How can I love, or mourn, or pity him?
I, who so long my fetter'd hands have wrung;
I, who for grief have wept my eyesight dim ;
Because, while life for me was bright and young,
He robb'd my youth—he quench'd my life's fair ray—
He crush'd my mind, and did my freedom slay.

And at this hour—although I be his wife—
He has no more of tenderness from me
Than any other wretch of guilty life ;
Less, for I know his household privacy—
I see him as he is—without a screen;
And, by the gods, my soul abhors his mien!

Has he not sought my presence, dyed in blood—
Innocent, righteous blood, shed shamelessly?
And have I not his red salute withstood?
Ay, when, as erst, he plunged all Galilee
In dark bereavement—in affliction sore,
Mingling their very offerings with their gore.

Then came he—in his eyes a serpent-smile,
Upon his lips some false, endearing word,
And through the streets of Salem clang'd the while
His slaughtering, hacking, sacrilegious sword—
And I, to see a man cause men such woe,
Trembled with ire—I did not fear to show.

And now, the envious Jewish priests have brought
Jesus—whom they in mock'ry call their king—
To have, by this grim power, their vengeance wrought;
By this mean reptile, innocence to sting.
Oh! could I but the purposed doom avert,
And shield the blameless head from cruel hurt!

Accessible is Pilate's heart to fear,
Omens will shake his soul, like autumn leaf;
Could he this night's appalling vision hear,
This just man's bonds were loosed, his life were safe,
Unless that bitter priesthood should prevail,
And make even terror to their malice quail.

Yet if I tell the dream—but let me pause.
What dream?
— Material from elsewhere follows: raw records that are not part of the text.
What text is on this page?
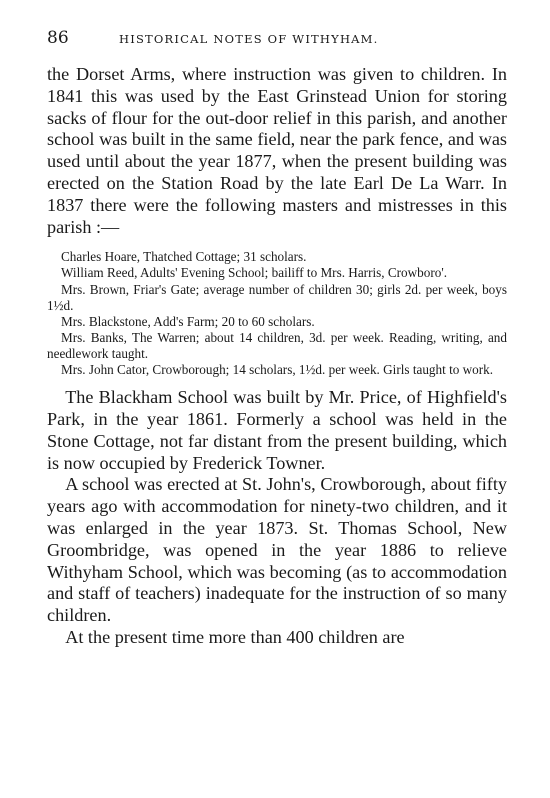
86	HISTORICAL NOTES OF WITHYHAM.

the Dorset Arms, where instruction was given to children. In 1841 this was used by the East Grinstead Union for storing sacks of flour for the out-door relief in this parish, and another school was built in the same field, near the park fence, and was used until about the year 1877, when the present building was erected on the Station Road by the late Earl De La Warr. In 1837 there were the following masters and mistresses in this parish :—

Charles Hoare, Thatched Cottage; 31 scholars.

William Reed, Adults' Evening School; bailiff to Mrs. Harris, Crowboro'.

Mrs. Brown, Friar's Gate; average number of children 30; girls 2d. per week, boys 1½d.

Mrs. Blackstone, Add's Farm; 20 to 60 scholars.

Mrs. Banks, The Warren; about 14 children, 3d. per week. Reading, writing, and needlework taught.

Mrs. John Cator, Crowborough; 14 scholars, 1½d. per week. Girls taught to work.

The Blackham School was built by Mr. Price, of Highfield's Park, in the year 1861. Formerly a school was held in the Stone Cottage, not far distant from the present building, which is now occupied by Frederick Towner.

A school was erected at St. John's, Crowborough, about fifty years ago with accommodation for ninety-two children, and it was enlarged in the year 1873. St. Thomas School, New Groombridge, was opened in the year 1886 to relieve Withyham School, which was becoming (as to accommodation and staff of teachers) inadequate for the instruction of so many children.

At the present time more than 400 children are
Erewhile the characters were clear,
Graved on my brain—at once some unknown cause
Has dimm'd and razed the thoughts, which now appear,
Like a vague remnant of some by-past scene;—
Not what will be, but what, long since, has been.

I suffer'd many things—I heard foretold
A dreadful doom for Pilate,—lingering woes,
In far, barbarian climes, where mountains cold
Built up a solitude of trackless snows,
There he and grisly wolves prowl'd side by side,
There he lived famish'd—there, methought, he died;

But not of hunger, nor by malady;
I saw the snow around him, stain'd with gore;
I said I had no tears for such as he,
And, lo! my cheek is wet—mine eyes run o'er;
I weep for mortal suffering, mortal guilt,
I weep the impious deed, the blood self-spilt.
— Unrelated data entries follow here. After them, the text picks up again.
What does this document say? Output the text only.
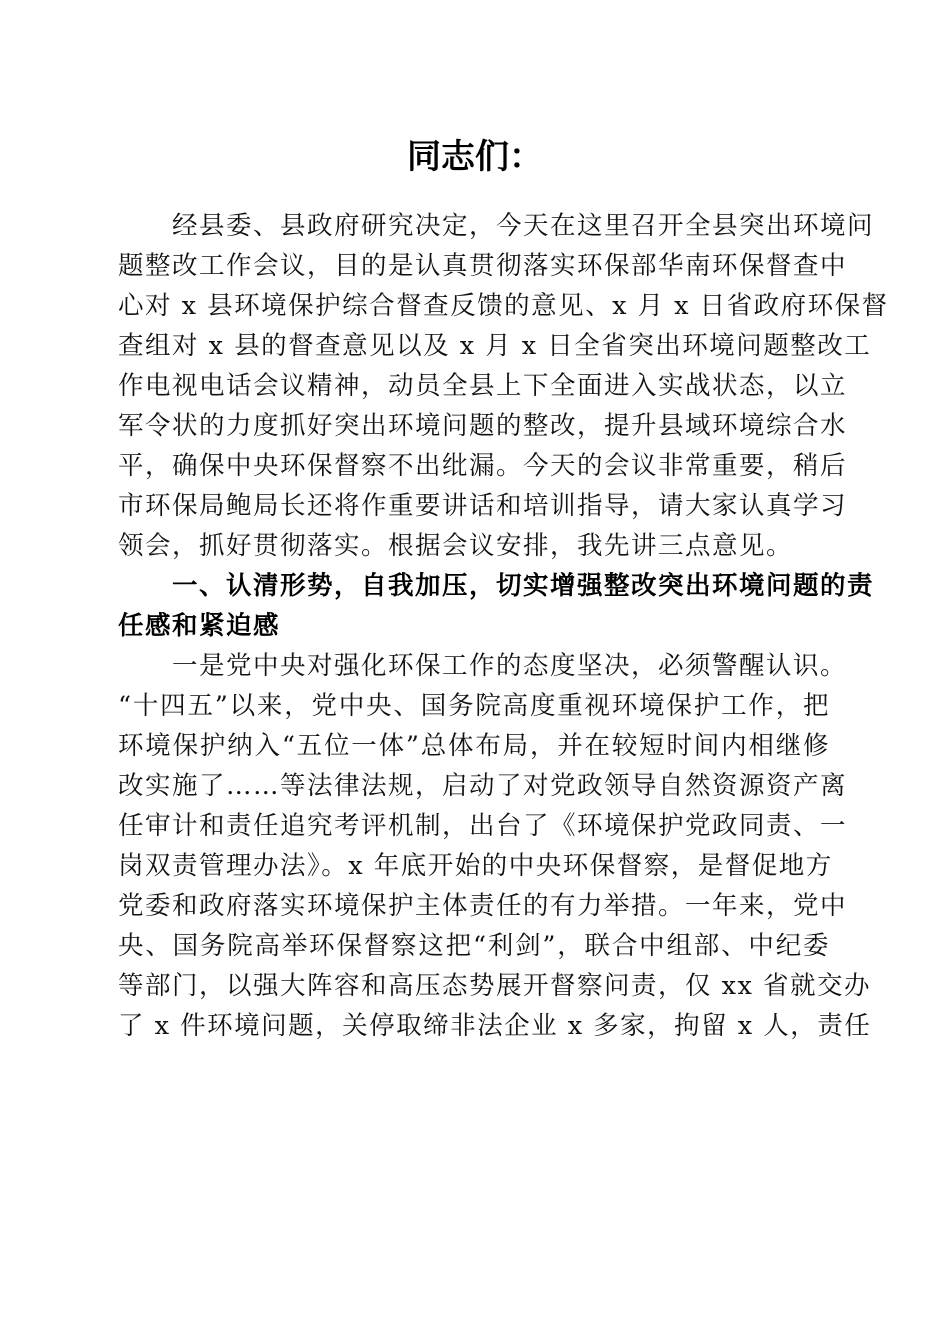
同志们：
　　经县委、县政府研究决定，今天在这里召开全县突出环境问
题整改工作会议，目的是认真贯彻落实环保部华南环保督查中
心对 x 县环境保护综合督查反馈的意见、x 月 x 日省政府环保督
查组对 x 县的督查意见以及 x 月 x 日全省突出环境问题整改工
作电视电话会议精神，动员全县上下全面进入实战状态，以立
军令状的力度抓好突出环境问题的整改，提升县域环境综合水
平，确保中央环保督察不出纰漏。今天的会议非常重要，稍后
市环保局鲍局长还将作重要讲话和培训指导，请大家认真学习
领会，抓好贯彻落实。根据会议安排，我先讲三点意见。
　　一、认清形势，自我加压，切实增强整改突出环境问题的责
任感和紧迫感
　　一是党中央对强化环保工作的态度坚决，必须警醒认识。
“十四五”以来，党中央、国务院高度重视环境保护工作，把
环境保护纳入“五位一体”总体布局，并在较短时间内相继修
改实施了……等法律法规，启动了对党政领导自然资源资产离
任审计和责任追究考评机制，出台了《环境保护党政同责、一
岗双责管理办法》。x 年底开始的中央环保督察，是督促地方
党委和政府落实环境保护主体责任的有力举措。一年来，党中
央、国务院高举环保督察这把“利剑”，联合中组部、中纪委
等部门，以强大阵容和高压态势展开督察问责，仅 xx 省就交办
了 x 件环境问题，关停取缔非法企业 x 多家，拘留 x 人，责任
More I recall not, yet the vision spread
Into a world remote, an age to come—
And still the illumined name of Jesus shed
A light, a clearness, through the unfolding gloom—
And still I saw that sign, which now I see,
That cross on yonder brow of Calvary.

What is this Hebrew Christ? to me unknown
His lineage—doctrine—mission; yet how clear
Is God-like goodness in his actions shown,
How straight and stainless is his life's career!
The ray of Deity that rests on him,
In my eyes makes Olympian glory dim.

The world advances; Greek or Roman rite
Suffices not the inquiring mind to stay;
The searching soul demands a purer light
To guide it on its upward, onward way;
Ashamed of sculptured gods, Religion turns
To where the unseen Jehovah's altar burns.

Our faith is rotten, all our rites defiled,
Our temples sullied, and, methinks, this man,
With his new ordinance, so wise and mild,
Is come, even as He says, the chaff to fan
And sever from the wheat; but will his faith
Survive the terrors of to-morrow's death ?

* * * * * * *

I feel a firmer trust—a higher hope
Rise in my soul—it dawns with dawning day;
Lo! on the Temple's roof—on Moriah's slope
Appears at length that clear and crimson ray
Which I so wished for when shut in by night;
Oh, opening skies, I hail, I bless pour light!
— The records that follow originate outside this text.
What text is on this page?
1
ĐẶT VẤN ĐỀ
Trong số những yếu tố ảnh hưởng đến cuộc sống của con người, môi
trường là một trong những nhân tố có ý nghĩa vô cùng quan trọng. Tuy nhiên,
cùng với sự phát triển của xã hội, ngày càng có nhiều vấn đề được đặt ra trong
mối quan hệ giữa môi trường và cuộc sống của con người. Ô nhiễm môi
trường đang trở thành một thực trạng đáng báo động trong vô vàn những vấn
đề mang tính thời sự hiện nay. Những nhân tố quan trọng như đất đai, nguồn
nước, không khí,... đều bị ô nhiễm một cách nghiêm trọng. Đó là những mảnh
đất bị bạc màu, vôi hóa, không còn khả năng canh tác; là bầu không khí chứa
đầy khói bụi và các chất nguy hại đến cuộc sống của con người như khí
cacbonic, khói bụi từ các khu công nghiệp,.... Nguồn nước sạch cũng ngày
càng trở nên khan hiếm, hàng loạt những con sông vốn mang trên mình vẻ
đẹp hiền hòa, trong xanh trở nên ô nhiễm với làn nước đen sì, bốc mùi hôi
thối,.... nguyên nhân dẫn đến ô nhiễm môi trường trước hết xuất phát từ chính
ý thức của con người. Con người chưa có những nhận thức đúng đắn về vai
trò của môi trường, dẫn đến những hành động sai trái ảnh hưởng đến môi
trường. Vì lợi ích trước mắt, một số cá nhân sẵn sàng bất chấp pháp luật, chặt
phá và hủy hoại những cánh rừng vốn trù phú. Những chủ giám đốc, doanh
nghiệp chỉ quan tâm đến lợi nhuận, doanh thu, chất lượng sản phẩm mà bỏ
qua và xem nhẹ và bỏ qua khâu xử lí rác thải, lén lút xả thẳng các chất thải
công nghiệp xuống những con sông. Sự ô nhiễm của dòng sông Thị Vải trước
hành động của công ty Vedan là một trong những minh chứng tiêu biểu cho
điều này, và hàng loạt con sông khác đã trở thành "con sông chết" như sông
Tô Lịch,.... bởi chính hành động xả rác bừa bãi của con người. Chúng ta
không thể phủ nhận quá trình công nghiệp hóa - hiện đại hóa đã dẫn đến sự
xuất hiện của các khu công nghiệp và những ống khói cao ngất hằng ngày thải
Part, clouds and shadows! Glorious Sun appear!
Part, mental gloom! Come insight from on high!
Dusk dawn in heaven still strives with daylight clear
The longing soul doth still uncertain sigh.
Oh! to behold the truth—that sun divine,
How doth my bosom pant, my spirit pine!

This day, Time travails with a mighty birth;
This day, Truth stoops from heaven and visits earth;
Ere night descends I shall more surely know
What guide to follow, in what path to go;
I wait in hope—I wait in solemn fear,
The oracle of God—the sole—true God—to hear.